Choices: both for every population · neither any conclusion nor any estimate · generalization, but not cause and effect · cause and effect only

Show solution
  1. Warm-up: First identify exactly what the question is asking: A survey randomly samples students from a school and records existing study time. What can it support?
  2. Compare each answer choice with the calculation or rule, and eliminate choices that do not satisfy the condition.
  3. Random sampling helps generalize.
  4. Observation alone does not establish causation.
  5. Verify the selected choice by checking that it satisfies the original prompt and that the other choices fail the same test.

Answer: generalization, but not cause and effect

2. Practice case B: A teacher randomly assigns one class to two review methods. What can it best support?

Choices: the exact population parameter · cause and effect for similar participants, not broad generalization · broad population generalization only · neither comparison nor causation

Show solution
  1. Warm-up: First identify exactly what the question is asking: A teacher randomly assigns one class to two review methods. What can it best support?
  2. Compare each answer choice with the calculation or rule, and eliminate choices that do not satisfy the condition.
  3. Random assignment supports causation.
  4. A nonrandom sample limits generalization.
  5. Verify the selected choice by checking that it satisfies the original prompt and that the other choices fail the same test.

Answer: cause and effect for similar participants, not broad generalization

3. Practice case C: A study randomly samples from a city and randomly assigns treatments. What can it support?

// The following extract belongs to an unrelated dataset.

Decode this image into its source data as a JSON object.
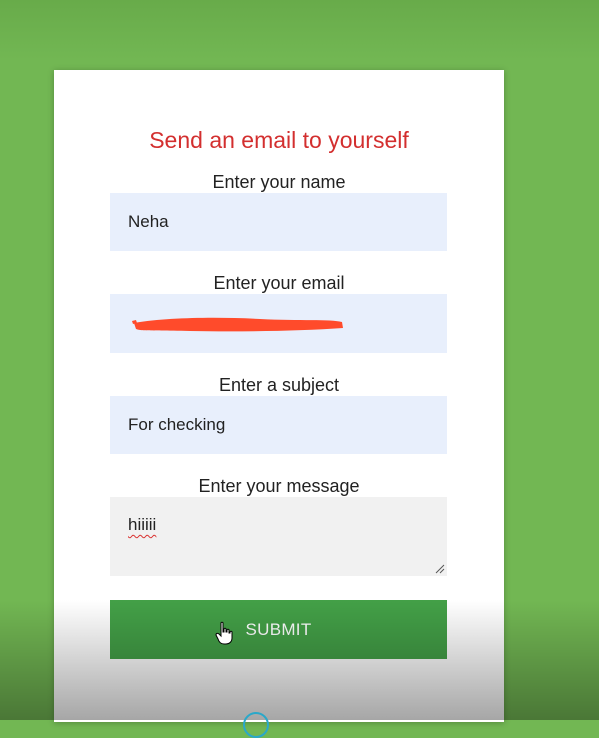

Choices: both generalization and cause and effect · only association · only the sample statistic · neither because randomness was used

Show solution
  1. Warm-up: First identify exactly what the question is asking: A study randomly samples from a city and randomly assigns treatments. What can it support?
  2. Compare each answer choice with the calculation or rule, and eliminate choices that do not satisfy the condition.
  3. Random sampling supports generalization.
  4. Random assignment supports cause and effect.
  5. Verify the selected choice by checking that it satisfies the original prompt and that the other choices fail the same test.

Answer: both generalization and cause and effect

4. Practice case D: A voluntary online poll records existing habits. What is the main limit?

Choices: strong causation and broad generalization · a guaranteed exact parameter · automatic double blinding · limited generalization and no strong causal claim

Show solution
  1. Warm-up: First identify exactly what the question is asking: A voluntary online poll records existing habits. What is the main limit?
  2. Compare each answer choice with the calculation or rule, and eliminate choices that do not satisfy the condition.
  3. No random sample limits generalization.
  4. No random assignment limits causation.
  5. Verify the selected choice by checking that it satisfies the original prompt and that the other choices fail the same test.

Answer: limited generalization and no strong causal claim

5. Practice case E: Which part of design helps represent the target population?

Choices: placebo only · a small p-value · random sampling · random assignment

Show solution
  1. Warm-up: First identify exactly what the question is asking: Which part of design helps represent the target population?
  2. Compare each answer choice with the calculation or rule, and eliminate choices that do not satisfy the condition.
  3. Random sampling helps the sample represent the population.
  4. That supports generalization.
  5. Verify the selected choice by checking that it satisfies the original prompt and that the other choices fail the same test.